问题
I am trying to check whether a string contains a word as a whole, using Java. Below are some examples:
Text : "A quick brown fox"
Words:
"qui" - false
"quick" - true
"quick brown" - true
"ox" - false
"A" - true
Below is my code:
String pattern = "\\b(<word>)\\b";
String s = "ox";
String text = "A quick brown fox".toLowerCase();
System.out.println(Pattern.compile(pattern.replaceAll("<word>", s.toLowerCase())).matcher(text).find());
It works fine with strings like the one I mentioned in the above example. However, I get incorrect results if the input string has characters like %, ( etc, e.g.:
Text : "c14, 50%; something (in) bracket"
Words:
"c14, 50%;" : false
"(in) bracket" : false
It has something to do with my regex pattern (or maybe I am doing the entire pattern matching wrongly).
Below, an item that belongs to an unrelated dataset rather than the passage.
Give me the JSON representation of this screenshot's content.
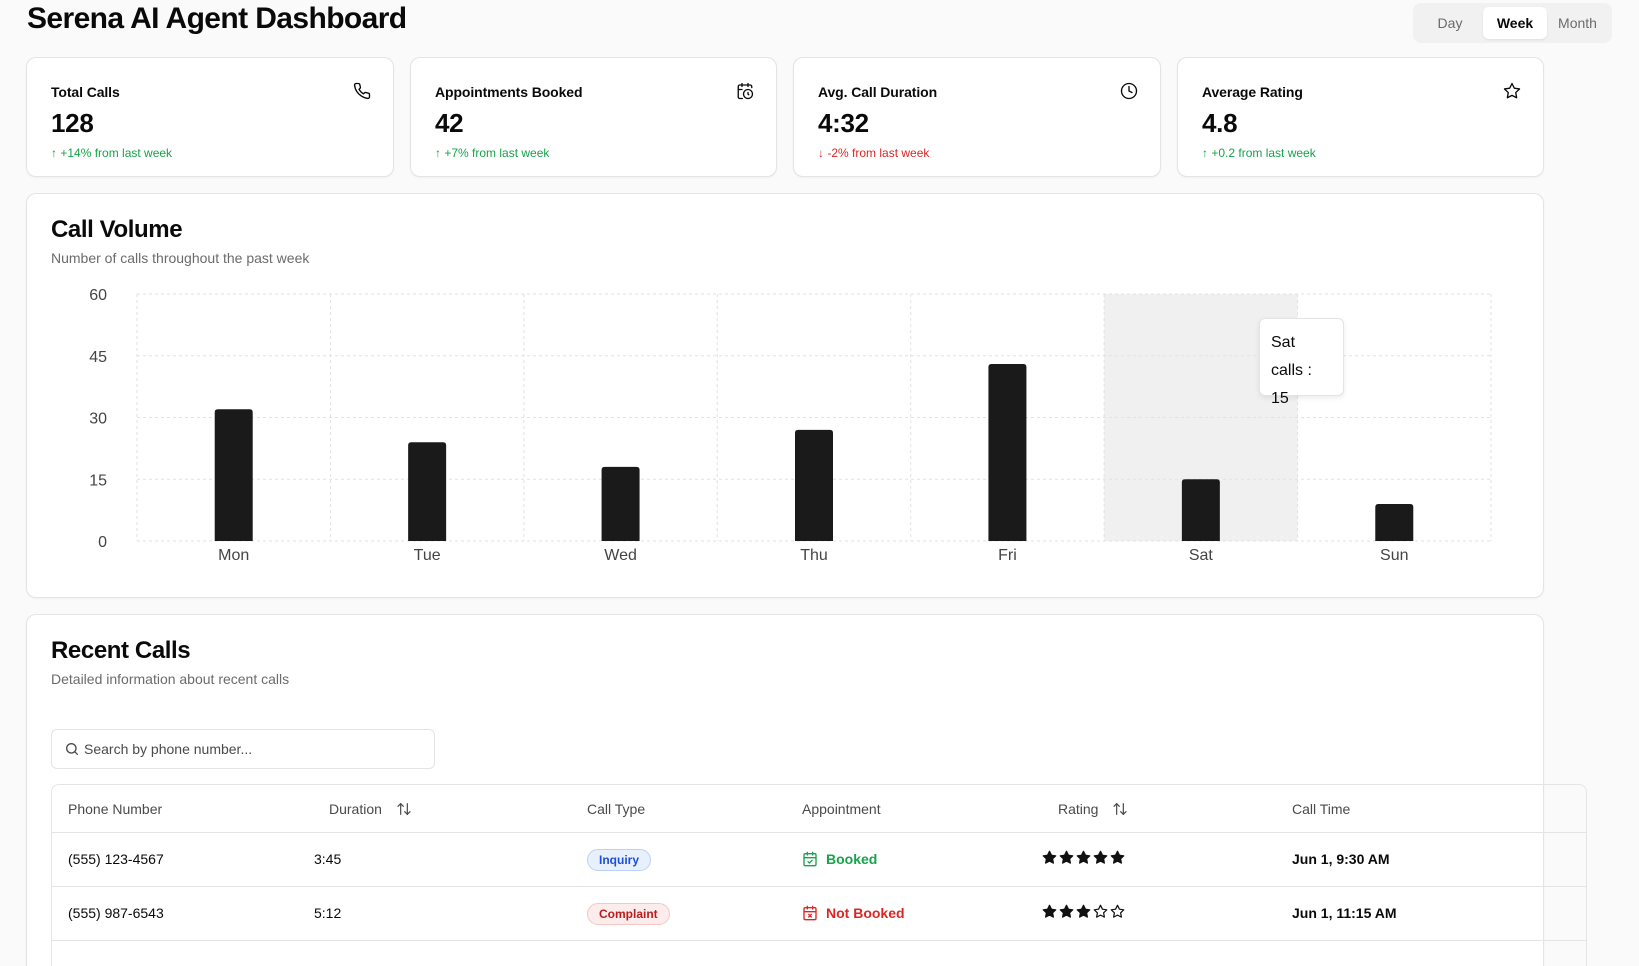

Could anyone suggest me a better approach.
回答1:
It appears you only want to match "words" enclosed with whitespace (or at the start/end of strings).
Use
String pattern = "(?<!\\S)" + Pattern.quote(word) + "(?!\\S)";
The (?<!\S) negative lookbehind will fail all matches that are immediately preceded with a char other than a whitespace and (?!\s) is a negative lookahead that will fail all matches that are immediately followed with a char other than whitespace. Pattern.quote() is necessary to escape special chars that need to be treated as literal chars in the regex pattern.
回答2:
Try escape the special characters with the backslash. They can have other meanings in a pattern.
small correction: Probably you even need two backslash, since the backslash itself is a special character in a String.